When it's with other people who disrespect me, at least I can defend myself, try to explain, and stay sane. But with a narcissist, there's no hope. If they perceive to be attacked in the slightest (and often these are imaginary attacks, for instance speaking in a slightly louder tone, or repeating something when it seems like they weren't paying attention -- all misconstrued as negative judgments on their character), they will tear your self esteem into the ground and make you feel like you are the bad person. Anything to feel superior. They are vicious and lack empathy, having no desire to understand anyone else's feelings but their own. This one in particular is even self aware and loves to hurt people intentionally.

--------

My advice is a bit split. First, I would say that you may be projecting your own insecurities on other people. Sometimes people just make weird faces. Sometimes our anxiety really does twist our perception, and I know I am guilty of this at times too.

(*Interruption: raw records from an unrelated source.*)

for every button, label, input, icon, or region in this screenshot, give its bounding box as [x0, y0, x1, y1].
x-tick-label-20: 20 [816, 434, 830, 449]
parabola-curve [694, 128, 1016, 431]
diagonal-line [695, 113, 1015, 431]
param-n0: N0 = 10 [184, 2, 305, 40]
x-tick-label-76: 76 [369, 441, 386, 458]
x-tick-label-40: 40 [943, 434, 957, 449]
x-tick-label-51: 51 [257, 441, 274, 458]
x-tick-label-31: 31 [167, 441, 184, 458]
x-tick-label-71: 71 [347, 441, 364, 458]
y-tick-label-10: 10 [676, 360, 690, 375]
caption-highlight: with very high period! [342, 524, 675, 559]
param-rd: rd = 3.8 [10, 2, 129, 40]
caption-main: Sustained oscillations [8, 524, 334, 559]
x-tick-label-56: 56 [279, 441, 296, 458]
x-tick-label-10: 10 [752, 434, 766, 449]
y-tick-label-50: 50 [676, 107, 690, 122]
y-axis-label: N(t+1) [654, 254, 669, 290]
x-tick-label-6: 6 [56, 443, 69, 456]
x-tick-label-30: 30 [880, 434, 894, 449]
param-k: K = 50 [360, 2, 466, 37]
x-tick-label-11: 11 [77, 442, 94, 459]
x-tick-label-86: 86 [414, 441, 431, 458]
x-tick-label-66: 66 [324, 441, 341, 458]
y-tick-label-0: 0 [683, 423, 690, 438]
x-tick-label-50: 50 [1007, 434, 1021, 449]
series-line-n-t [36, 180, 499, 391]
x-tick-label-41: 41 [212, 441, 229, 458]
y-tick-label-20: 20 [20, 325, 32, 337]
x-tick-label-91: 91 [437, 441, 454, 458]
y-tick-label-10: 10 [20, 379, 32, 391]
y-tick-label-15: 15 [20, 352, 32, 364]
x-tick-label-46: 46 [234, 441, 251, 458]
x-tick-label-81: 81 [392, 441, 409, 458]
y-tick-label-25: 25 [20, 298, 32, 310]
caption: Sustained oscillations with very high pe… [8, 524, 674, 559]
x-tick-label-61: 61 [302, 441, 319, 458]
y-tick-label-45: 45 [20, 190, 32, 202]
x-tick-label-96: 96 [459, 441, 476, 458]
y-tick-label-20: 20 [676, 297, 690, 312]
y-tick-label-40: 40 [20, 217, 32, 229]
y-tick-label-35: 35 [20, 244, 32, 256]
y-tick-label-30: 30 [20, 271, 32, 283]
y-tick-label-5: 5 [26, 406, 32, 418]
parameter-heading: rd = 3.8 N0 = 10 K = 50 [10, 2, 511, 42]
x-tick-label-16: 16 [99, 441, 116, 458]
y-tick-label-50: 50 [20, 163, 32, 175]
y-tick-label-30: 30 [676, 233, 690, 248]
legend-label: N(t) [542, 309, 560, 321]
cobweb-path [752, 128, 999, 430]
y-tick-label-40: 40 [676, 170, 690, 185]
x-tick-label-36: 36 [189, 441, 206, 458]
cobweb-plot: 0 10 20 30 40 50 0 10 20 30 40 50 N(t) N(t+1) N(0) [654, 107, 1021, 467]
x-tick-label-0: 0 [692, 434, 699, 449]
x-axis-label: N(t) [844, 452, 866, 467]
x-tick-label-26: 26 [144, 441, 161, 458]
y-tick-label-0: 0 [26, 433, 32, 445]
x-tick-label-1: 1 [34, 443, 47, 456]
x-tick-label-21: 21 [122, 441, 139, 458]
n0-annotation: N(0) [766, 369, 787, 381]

I think the best thing to do is give them the benefit of the doubt first.

If it seems like they are treating you in a negative manner, ask them if there is something wrong. It doesn't have to be in a threatening way either. Some people you may find are just having a bad day, or maybe they're bad at social interactions. Some people may be legitimately judgmental -- and in those cases, confronting them by asking them if something is wrong may make them rethink their insensitive actions. And for those who simply don't care and are just rude....

They aren't worth it. And the best thing you can do is shrug it off and know that how they treated you is more reflective of their value than yours.

Know that you have intrinsic value, like every human being, and thus deserve respect. If you keep that belief at heart, it will soften the blows greatly, if not entirely. Other people's opinions matter to a degree, but not in regards to your intrinsic worth. That part is not up for debate.

If they make you feel sub-human, you can try to defend yourself, but some people just won't hear it or care. They lack empathy. I actually have some phrases that I like to use when it comes to this type of person:

-Thank you, but that's your opinion.
-I know what my value is.
-I know my truth and I'm not engaging with you.

And you can pretty much paraphrase from there. After that, make your graceful exit knowing you don't need to care about people who won't mirror basic respect.